Bintang, pernahkah engkau jatuh dengan kemauanmu sendiri? Bintang… Akankah engkau tetap bersikeras untuk tetap bertahan di langit, meski cahayamu telah padam di suatu waktu nanti? Bukankah hidup kita tidak akan bermakna jika kita tidak mampu memberi? Masihkah engkau akan mempertahankan hidupmu, jika engkau tak bisa memberi manfaat untuk alam semesta ini…?Bintang, aku ingin.. aku ingin menjatuhkan diriku agar aku tidak lagi membebani mereka jika aku sudah tidak lagi bisa memberi manfaat, seperti saat ini…”
***
            Bogor, 9 Februari 2008
“Wanda…”
            Terdengar suara lembutnya memanggilku. Aku tahu suara siapa itu, ya, aku hafal suara lembut itu dan tidak akan mungkin melupakannya. Mama…
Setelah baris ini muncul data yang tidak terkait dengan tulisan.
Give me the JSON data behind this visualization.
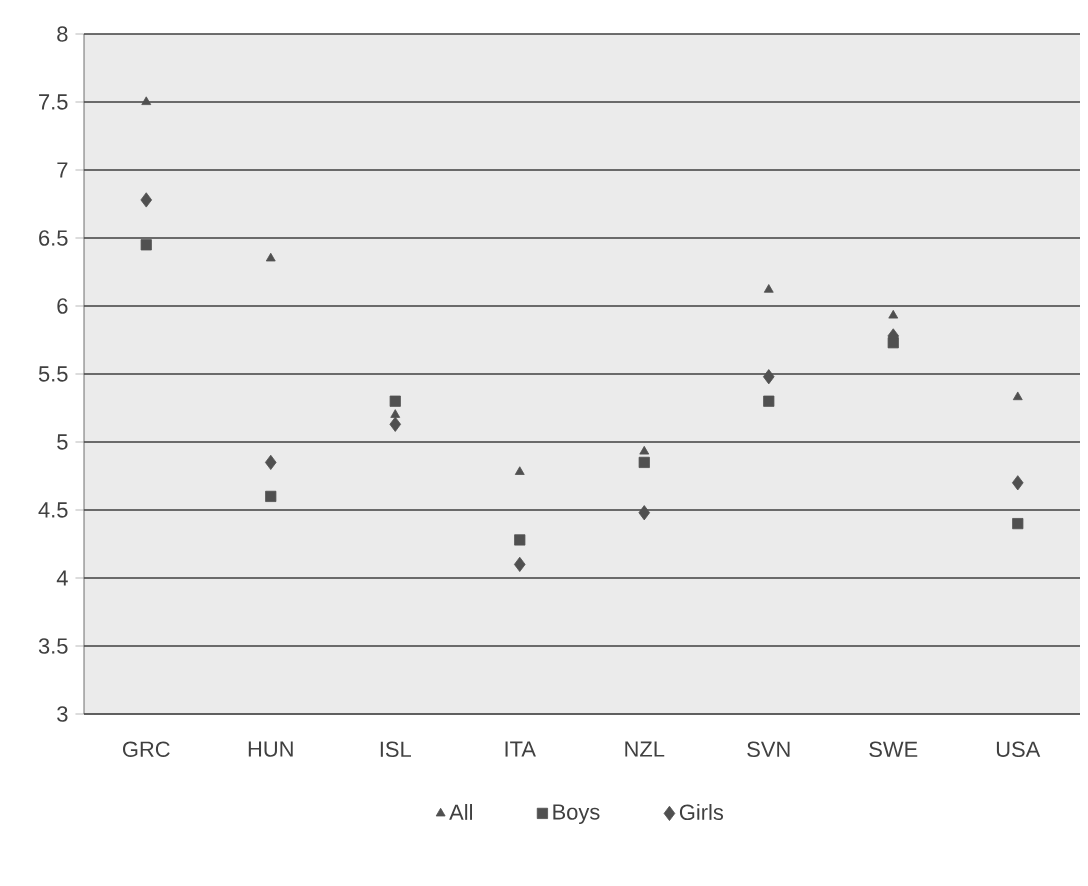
{
  "chart_data": {
    "type": "scatter",
    "categories": [
      "GRC",
      "HUN",
      "ISL",
      "ITA",
      "NZL",
      "SVN",
      "SWE",
      "USA"
    ],
    "series": [
      {
        "name": "All",
        "color": "#505050",
        "marker": "triangle",
        "values": [
          7.5,
          6.35,
          5.2,
          4.78,
          4.93,
          6.12,
          5.93,
          5.33
        ]
      },
      {
        "name": "Boys",
        "color": "#505050",
        "marker": "square",
        "values": [
          6.45,
          4.6,
          5.3,
          4.28,
          4.85,
          5.3,
          5.73,
          4.4
        ]
      },
      {
        "name": "Girls",
        "color": "#505050",
        "marker": "diamond",
        "values": [
          6.78,
          4.85,
          5.13,
          4.1,
          4.48,
          5.48,
          5.78,
          4.7
        ]
      }
    ],
    "ylim": [
      3,
      8
    ],
    "yticks": [
      3,
      3.5,
      4,
      4.5,
      5,
      5.5,
      6,
      6.5,
      7,
      7.5,
      8
    ],
    "grid": "y",
    "legend": "bottom"
  }
}
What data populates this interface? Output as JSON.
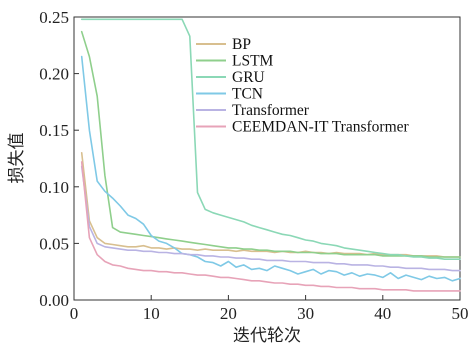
{
  "chart_data": {
    "type": "line",
    "xlabel": "迭代轮次",
    "ylabel": "损失值",
    "xlim": [
      0,
      50
    ],
    "ylim": [
      0,
      0.25
    ],
    "xticks": [
      0,
      10,
      20,
      30,
      40,
      50
    ],
    "yticks": [
      0.0,
      0.05,
      0.1,
      0.15,
      0.2,
      0.25
    ],
    "ytick_labels": [
      "0.00",
      "0.05",
      "0.10",
      "0.15",
      "0.20",
      "0.25"
    ],
    "grid": false,
    "legend_position": "top-right",
    "x": [
      1,
      2,
      3,
      4,
      5,
      6,
      7,
      8,
      9,
      10,
      11,
      12,
      13,
      14,
      15,
      16,
      17,
      18,
      19,
      20,
      21,
      22,
      23,
      24,
      25,
      26,
      27,
      28,
      29,
      30,
      31,
      32,
      33,
      34,
      35,
      36,
      37,
      38,
      39,
      40,
      41,
      42,
      43,
      44,
      45,
      46,
      47,
      48,
      49,
      50
    ],
    "series": [
      {
        "name": "BP",
        "color": "#d8bf8f",
        "values": [
          0.13,
          0.07,
          0.055,
          0.05,
          0.049,
          0.048,
          0.047,
          0.047,
          0.048,
          0.046,
          0.046,
          0.045,
          0.046,
          0.045,
          0.045,
          0.044,
          0.045,
          0.044,
          0.044,
          0.044,
          0.043,
          0.044,
          0.043,
          0.043,
          0.043,
          0.042,
          0.043,
          0.042,
          0.042,
          0.043,
          0.042,
          0.042,
          0.041,
          0.042,
          0.041,
          0.041,
          0.041,
          0.04,
          0.041,
          0.04,
          0.04,
          0.04,
          0.04,
          0.039,
          0.039,
          0.039,
          0.039,
          0.038,
          0.038,
          0.038
        ]
      },
      {
        "name": "LSTM",
        "color": "#8fcf8c",
        "values": [
          0.237,
          0.215,
          0.18,
          0.11,
          0.064,
          0.06,
          0.059,
          0.058,
          0.057,
          0.056,
          0.055,
          0.054,
          0.053,
          0.052,
          0.051,
          0.05,
          0.049,
          0.048,
          0.047,
          0.046,
          0.046,
          0.045,
          0.045,
          0.044,
          0.044,
          0.043,
          0.043,
          0.043,
          0.042,
          0.042,
          0.042,
          0.041,
          0.041,
          0.041,
          0.04,
          0.04,
          0.04,
          0.04,
          0.04,
          0.039,
          0.039,
          0.039,
          0.039,
          0.039,
          0.039,
          0.038,
          0.038,
          0.038,
          0.038,
          0.038
        ]
      },
      {
        "name": "GRU",
        "color": "#8bd8b6",
        "values": [
          0.248,
          0.248,
          0.248,
          0.248,
          0.248,
          0.248,
          0.248,
          0.248,
          0.248,
          0.248,
          0.248,
          0.248,
          0.248,
          0.248,
          0.233,
          0.095,
          0.08,
          0.077,
          0.075,
          0.073,
          0.071,
          0.069,
          0.066,
          0.064,
          0.062,
          0.06,
          0.058,
          0.057,
          0.055,
          0.053,
          0.052,
          0.05,
          0.049,
          0.048,
          0.046,
          0.045,
          0.044,
          0.043,
          0.042,
          0.041,
          0.04,
          0.04,
          0.039,
          0.038,
          0.038,
          0.037,
          0.037,
          0.036,
          0.036,
          0.036
        ]
      },
      {
        "name": "TCN",
        "color": "#7fc9e6",
        "values": [
          0.215,
          0.15,
          0.105,
          0.096,
          0.09,
          0.083,
          0.075,
          0.072,
          0.067,
          0.057,
          0.052,
          0.05,
          0.046,
          0.041,
          0.04,
          0.038,
          0.034,
          0.033,
          0.03,
          0.034,
          0.029,
          0.031,
          0.027,
          0.028,
          0.026,
          0.03,
          0.028,
          0.026,
          0.023,
          0.025,
          0.027,
          0.023,
          0.026,
          0.025,
          0.022,
          0.024,
          0.021,
          0.023,
          0.022,
          0.02,
          0.024,
          0.019,
          0.022,
          0.02,
          0.018,
          0.021,
          0.019,
          0.02,
          0.017,
          0.019
        ]
      },
      {
        "name": "Transformer",
        "color": "#b9b3e3",
        "values": [
          0.118,
          0.065,
          0.05,
          0.047,
          0.046,
          0.045,
          0.044,
          0.044,
          0.043,
          0.043,
          0.042,
          0.042,
          0.041,
          0.041,
          0.04,
          0.04,
          0.039,
          0.039,
          0.038,
          0.038,
          0.037,
          0.037,
          0.036,
          0.036,
          0.035,
          0.035,
          0.035,
          0.034,
          0.034,
          0.034,
          0.033,
          0.033,
          0.033,
          0.032,
          0.032,
          0.031,
          0.031,
          0.031,
          0.03,
          0.03,
          0.029,
          0.029,
          0.028,
          0.028,
          0.028,
          0.027,
          0.027,
          0.027,
          0.026,
          0.026
        ]
      },
      {
        "name": "CEEMDAN-IT Transformer",
        "color": "#e7a3b8",
        "values": [
          0.122,
          0.055,
          0.04,
          0.034,
          0.031,
          0.03,
          0.028,
          0.027,
          0.026,
          0.026,
          0.025,
          0.025,
          0.024,
          0.024,
          0.023,
          0.022,
          0.022,
          0.021,
          0.02,
          0.02,
          0.019,
          0.018,
          0.017,
          0.017,
          0.016,
          0.015,
          0.015,
          0.014,
          0.014,
          0.013,
          0.013,
          0.012,
          0.012,
          0.011,
          0.011,
          0.011,
          0.01,
          0.01,
          0.01,
          0.009,
          0.009,
          0.009,
          0.009,
          0.008,
          0.008,
          0.008,
          0.008,
          0.008,
          0.008,
          0.008
        ]
      }
    ]
  }
}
            “Tok…tok..tok…,” diketuknya pintu kamarku.
            “Keluar Nak… Keeny sudah menunggu kamu sejak sejam yang lalu..,” ucapnya.
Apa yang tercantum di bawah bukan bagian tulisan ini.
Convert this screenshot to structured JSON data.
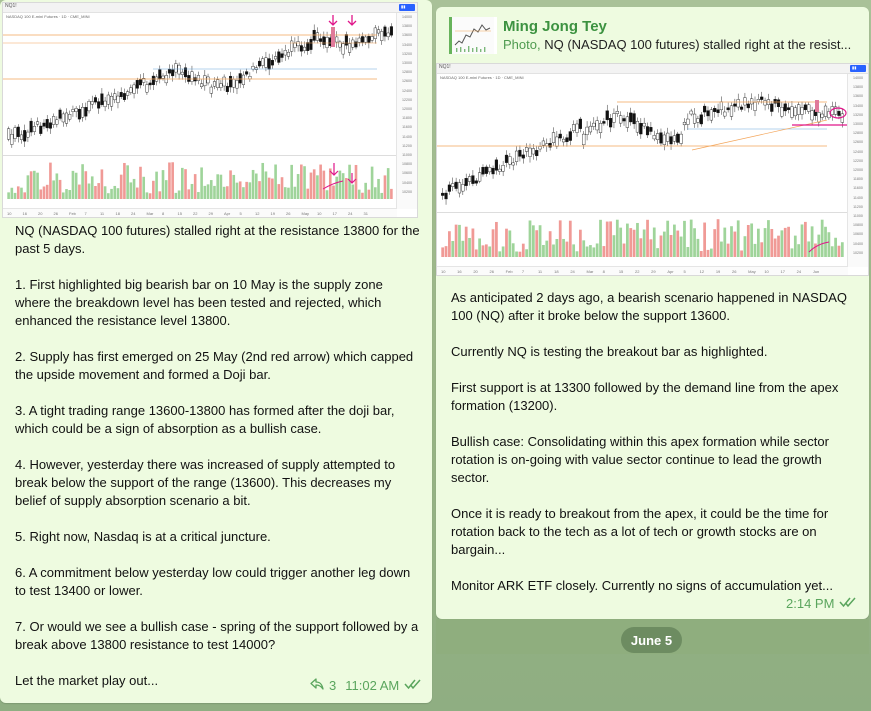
{
  "messages": [
    {
      "chart_label": "NQ1!",
      "chart_legend": "NASDAQ 100 E-mini Futures · 1D · CME_MINI",
      "chart_ticks": [
        "10",
        "16",
        "20",
        "26",
        "Feb",
        "7",
        "11",
        "18",
        "24",
        "Mar",
        "8",
        "15",
        "22",
        "29",
        "Apr",
        "5",
        "12",
        "19",
        "26",
        "May",
        "10",
        "17",
        "24",
        "31"
      ],
      "body": "NQ (NASDAQ 100 futures) stalled right at the resistance 13800 for the past 5 days.\n\n1. First highlighted big bearish bar on 10 May is the supply zone where the breakdown level has been tested and rejected, which enhanced the resistance level 13800.\n\n2. Supply has first emerged on 25 May (2nd red arrow) which capped the upside movement and formed a Doji bar.\n\n3. A tight trading range 13600-13800 has formed after the doji bar, which could be a sign of absorption as a bullish case.\n\n4. However, yesterday there was increased of supply attempted to break below the support of the range (13600). This decreases my belief of supply absorption scenario a bit.\n\n5. Right now, Nasdaq is at a critical juncture.\n\n6. A commitment below yesterday low could trigger another leg down to test 13400 or lower.\n\n7. Or would we see a bullish case - spring of the support followed by a break above 13800 resistance to test 14000?\n\nLet the market play out...",
      "reply_count": "3",
      "time": "11:02 AM"
    },
    {
      "author": "Ming Jong Tey",
      "reply_kind": "Photo,",
      "reply_snippet": "NQ (NASDAQ 100 futures) stalled right at the resist...",
      "chart_label": "NQ1!",
      "chart_legend": "NASDAQ 100 E-mini Futures · 1D · CME_MINI",
      "chart_ticks": [
        "10",
        "16",
        "20",
        "26",
        "Feb",
        "7",
        "11",
        "18",
        "24",
        "Mar",
        "8",
        "15",
        "22",
        "29",
        "Apr",
        "5",
        "12",
        "19",
        "26",
        "May",
        "10",
        "17",
        "24",
        "Jun"
      ],
      "body": "As anticipated 2 days ago, a bearish scenario happened in NASDAQ 100 (NQ) after it broke below the support 13600.\n\nCurrently NQ is testing the breakout bar as highlighted.\n\nFirst support is at 13300 followed by the demand line from the apex formation (13200).\n\nBullish case: Consolidating within this apex formation while sector rotation is on-going with value sector continue to lead the growth sector.\n\nOnce it is ready to breakout from the apex, it could be the time for rotation back to the tech as a lot of tech or growth stocks are on bargain...\n\nMonitor ARK ETF closely. Currently no signs of accumulation yet...",
      "time": "2:14 PM"
    }
  ],
  "date_divider": "June 5",
  "colors": {
    "accent_green": "#3c9240",
    "bubble": "#eefbe0",
    "annotation_magenta": "#e0168a",
    "bull": "#26a69a",
    "bear": "#ef5350"
  },
  "icons": [
    "reply-icon",
    "double-check-icon",
    "arrow-down-annotation-icon",
    "ellipse-annotation-icon"
  ]
}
Aku tak bergeming. Sudah sejak sebulan yang lalu aku dipanggil dengan alasan yang sama, dan sebulan itu juga aku tidak menjawab apa-apa. Keeny.. Dia cinta pertamaku sejak aku duduk di bangku SMA. Dia juga pacar pertamaku dan satu-satunya, sampai dua bulan yang lalu, saat kecelakaan itu merenggut penglihatanku, dia masih jadi pacarku. Ya… Sekarang aku buta, buta permanen. Aku tak lagi bisa melihat indahnya warna-warni dunia… Ah, rasanya aku ingin mati saja daripada tidak bisa melihat seperti ini… Aku ingin mati saja jika aku akan membebani orang-orang yang kusayangi…
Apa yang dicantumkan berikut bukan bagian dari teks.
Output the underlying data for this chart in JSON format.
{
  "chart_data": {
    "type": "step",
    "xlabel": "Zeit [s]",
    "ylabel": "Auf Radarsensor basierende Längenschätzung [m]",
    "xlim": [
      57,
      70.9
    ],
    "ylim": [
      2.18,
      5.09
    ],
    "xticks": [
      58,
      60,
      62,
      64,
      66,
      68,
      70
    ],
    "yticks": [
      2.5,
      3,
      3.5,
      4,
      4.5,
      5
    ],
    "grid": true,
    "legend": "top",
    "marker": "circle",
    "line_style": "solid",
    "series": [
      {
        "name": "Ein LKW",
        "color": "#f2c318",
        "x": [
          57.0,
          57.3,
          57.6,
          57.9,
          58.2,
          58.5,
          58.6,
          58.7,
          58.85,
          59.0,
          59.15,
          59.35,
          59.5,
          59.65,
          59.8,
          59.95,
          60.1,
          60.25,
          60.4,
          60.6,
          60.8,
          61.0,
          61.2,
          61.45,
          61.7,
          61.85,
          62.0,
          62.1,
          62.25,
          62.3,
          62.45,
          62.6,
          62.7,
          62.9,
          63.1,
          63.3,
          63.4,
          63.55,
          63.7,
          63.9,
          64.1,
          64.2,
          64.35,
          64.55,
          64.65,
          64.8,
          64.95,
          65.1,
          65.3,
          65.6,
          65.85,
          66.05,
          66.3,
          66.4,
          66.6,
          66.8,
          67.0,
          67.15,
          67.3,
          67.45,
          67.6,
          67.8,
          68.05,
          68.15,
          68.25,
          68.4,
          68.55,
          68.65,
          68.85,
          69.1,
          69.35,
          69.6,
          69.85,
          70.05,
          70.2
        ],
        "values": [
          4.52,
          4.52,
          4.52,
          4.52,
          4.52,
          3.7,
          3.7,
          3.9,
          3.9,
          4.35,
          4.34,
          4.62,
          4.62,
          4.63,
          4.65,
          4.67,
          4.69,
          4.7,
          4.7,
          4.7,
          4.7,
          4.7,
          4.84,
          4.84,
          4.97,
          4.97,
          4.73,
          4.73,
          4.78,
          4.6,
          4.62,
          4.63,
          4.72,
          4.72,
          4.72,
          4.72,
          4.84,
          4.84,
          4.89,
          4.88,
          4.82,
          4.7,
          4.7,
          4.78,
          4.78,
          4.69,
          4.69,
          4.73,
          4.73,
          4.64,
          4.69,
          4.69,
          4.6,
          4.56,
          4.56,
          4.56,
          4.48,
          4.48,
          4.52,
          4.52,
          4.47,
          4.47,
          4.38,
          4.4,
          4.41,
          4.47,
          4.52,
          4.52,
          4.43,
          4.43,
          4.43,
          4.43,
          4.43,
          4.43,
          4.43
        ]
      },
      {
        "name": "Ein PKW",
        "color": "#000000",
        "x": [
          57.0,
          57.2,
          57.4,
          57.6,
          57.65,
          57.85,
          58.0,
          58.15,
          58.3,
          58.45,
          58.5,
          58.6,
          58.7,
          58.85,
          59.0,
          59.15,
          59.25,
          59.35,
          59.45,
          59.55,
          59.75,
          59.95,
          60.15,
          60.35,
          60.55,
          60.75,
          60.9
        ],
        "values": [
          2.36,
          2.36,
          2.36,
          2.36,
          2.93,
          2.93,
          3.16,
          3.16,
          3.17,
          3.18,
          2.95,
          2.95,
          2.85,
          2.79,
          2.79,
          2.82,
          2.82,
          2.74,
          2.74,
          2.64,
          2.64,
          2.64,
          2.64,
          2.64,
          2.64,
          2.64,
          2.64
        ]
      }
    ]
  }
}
Aku masih mencintai Keeny… Sangat  mencintainya. Tapi aku tidak mau jadi beban untuknya. Dia berhak mendapatkan hidup normalnya, dia berhak mendapatkan kekasih yang normal. Bukan aku. Bukan seorang tuna netra seperti aku. Meski dia tidak pernah menyatakan keberatannya untuk tetap jadi kekasihku, tapi aku tidak bisa… Aku tidak bisa jadi beban dan memburamkan masa depannya…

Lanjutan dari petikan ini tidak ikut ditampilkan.